The Court reasoned that Section 35 expressly requires willfulness as a precondition to a profits award for a trademark dilution claim under 15 U.S.C. § 1125(c)—but not for a trademark infringement claim under 15 U.S.C. § 1125(a) (i.e., Section 43(a) of the Lanham Act). The Court declined to read a willfulness requirement into the portion of the text regarding Section 43(a), especially since Congress had “included the term in question elsewhere in the very same statutory provision.” A wider look at the Lanham Act’s structure, the Court noted, demonstrates that the Act “speaks often and expressly about mental states,” by, for example, providing for treble damages and attorneys’ fees where defendants act intentionally and with specified knowledge and by increasing caps on statutory damages for certain willful violations. The care with which the Act as a whole addresses defendants’ state of mind, the Court held, further counseled against reading a willfulness requirement into the relevant portion of Section 35.

Fossil argued that Section 35 imposed a willfulness requirement by specifying that “a violation under section 1125(a)” can trigger an award of defendant’s profits “subject to the principles of equity.” The Court held, however, that no reason existed to interpret “principles of equity” to mean that a plaintiff must prove that a defendant acted willfully. “Principles of equity,” the Court opined, refers broadly to trans-substantive topics such as modes of proof and defenses and “more naturally suggests fundamental rules that apply more systematically across claims and practice areas”—and were not intended to refer to a specific mens rea requirement.

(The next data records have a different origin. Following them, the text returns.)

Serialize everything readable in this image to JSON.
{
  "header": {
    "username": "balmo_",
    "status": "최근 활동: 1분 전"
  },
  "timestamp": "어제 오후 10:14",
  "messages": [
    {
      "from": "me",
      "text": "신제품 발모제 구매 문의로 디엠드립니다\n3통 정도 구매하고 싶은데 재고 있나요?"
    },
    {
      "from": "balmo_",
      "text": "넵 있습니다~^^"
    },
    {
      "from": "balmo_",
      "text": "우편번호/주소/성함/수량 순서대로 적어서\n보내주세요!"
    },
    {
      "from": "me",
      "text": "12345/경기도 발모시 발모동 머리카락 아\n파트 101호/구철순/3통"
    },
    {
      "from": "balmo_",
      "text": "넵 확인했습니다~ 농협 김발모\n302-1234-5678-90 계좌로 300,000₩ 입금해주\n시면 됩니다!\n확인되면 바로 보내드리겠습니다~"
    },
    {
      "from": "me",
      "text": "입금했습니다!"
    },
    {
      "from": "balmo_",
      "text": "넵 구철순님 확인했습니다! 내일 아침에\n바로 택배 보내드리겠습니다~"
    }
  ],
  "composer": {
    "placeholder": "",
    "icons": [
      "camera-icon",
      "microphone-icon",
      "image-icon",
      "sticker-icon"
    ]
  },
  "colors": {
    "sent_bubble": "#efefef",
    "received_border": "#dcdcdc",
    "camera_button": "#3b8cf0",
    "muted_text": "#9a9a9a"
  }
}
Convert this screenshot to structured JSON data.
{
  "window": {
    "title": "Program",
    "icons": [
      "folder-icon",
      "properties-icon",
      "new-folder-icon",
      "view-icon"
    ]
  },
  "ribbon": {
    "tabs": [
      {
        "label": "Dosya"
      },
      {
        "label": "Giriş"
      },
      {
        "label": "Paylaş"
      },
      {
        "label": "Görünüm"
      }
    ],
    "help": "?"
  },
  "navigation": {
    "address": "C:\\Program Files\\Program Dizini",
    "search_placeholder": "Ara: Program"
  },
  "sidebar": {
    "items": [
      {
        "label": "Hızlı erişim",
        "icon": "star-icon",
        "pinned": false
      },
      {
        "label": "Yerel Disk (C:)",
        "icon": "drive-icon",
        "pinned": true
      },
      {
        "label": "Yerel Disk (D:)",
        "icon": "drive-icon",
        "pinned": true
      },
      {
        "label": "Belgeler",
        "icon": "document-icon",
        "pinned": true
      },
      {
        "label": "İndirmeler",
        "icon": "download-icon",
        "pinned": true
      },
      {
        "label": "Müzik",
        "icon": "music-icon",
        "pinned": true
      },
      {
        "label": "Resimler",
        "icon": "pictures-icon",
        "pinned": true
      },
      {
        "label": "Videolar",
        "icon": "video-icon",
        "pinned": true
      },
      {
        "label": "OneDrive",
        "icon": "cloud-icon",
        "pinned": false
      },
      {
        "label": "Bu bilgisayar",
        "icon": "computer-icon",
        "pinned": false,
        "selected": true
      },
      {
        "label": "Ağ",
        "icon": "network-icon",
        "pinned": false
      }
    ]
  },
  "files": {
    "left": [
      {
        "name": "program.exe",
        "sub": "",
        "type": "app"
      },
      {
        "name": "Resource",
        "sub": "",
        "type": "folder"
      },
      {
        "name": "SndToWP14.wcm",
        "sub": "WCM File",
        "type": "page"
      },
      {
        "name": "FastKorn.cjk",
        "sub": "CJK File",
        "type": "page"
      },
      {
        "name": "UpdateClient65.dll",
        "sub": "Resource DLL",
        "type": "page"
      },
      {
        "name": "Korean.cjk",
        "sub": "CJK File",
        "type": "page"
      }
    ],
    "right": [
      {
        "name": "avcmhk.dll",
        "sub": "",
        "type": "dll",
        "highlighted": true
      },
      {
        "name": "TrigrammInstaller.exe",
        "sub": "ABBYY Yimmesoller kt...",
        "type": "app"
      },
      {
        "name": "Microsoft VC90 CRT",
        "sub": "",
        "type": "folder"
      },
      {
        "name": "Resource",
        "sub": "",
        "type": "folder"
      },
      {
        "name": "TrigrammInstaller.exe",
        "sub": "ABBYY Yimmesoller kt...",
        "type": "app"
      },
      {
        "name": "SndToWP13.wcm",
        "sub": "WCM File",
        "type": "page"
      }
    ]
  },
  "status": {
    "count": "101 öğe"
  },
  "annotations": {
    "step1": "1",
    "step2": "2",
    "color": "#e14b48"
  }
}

Furthermore, the Court held, it is far from  clear whether trademark law historically required a showing of willfulness for a profits remedy. The Trademark Act of 1905, the Lanham Act’s statutory predecessor, did not contain such a requirement, and legal authority both preceding and shortly following that 1905 statute was at best contradictory on the subject of a willfulness requirement. 

The Court, however, was careful to note that willfulness is still an important factor for courts to consider when weighing an award of profits. Justice Gorsuch, writing for the Court, stated: “[W]e do not doubt that a trademark defendant’s mental state is a highly important consideration in determining whether an award of profits is appropriate. But acknowledging that much is a far cry from insisting on the inflexible precondition to recovery Fossil advances.”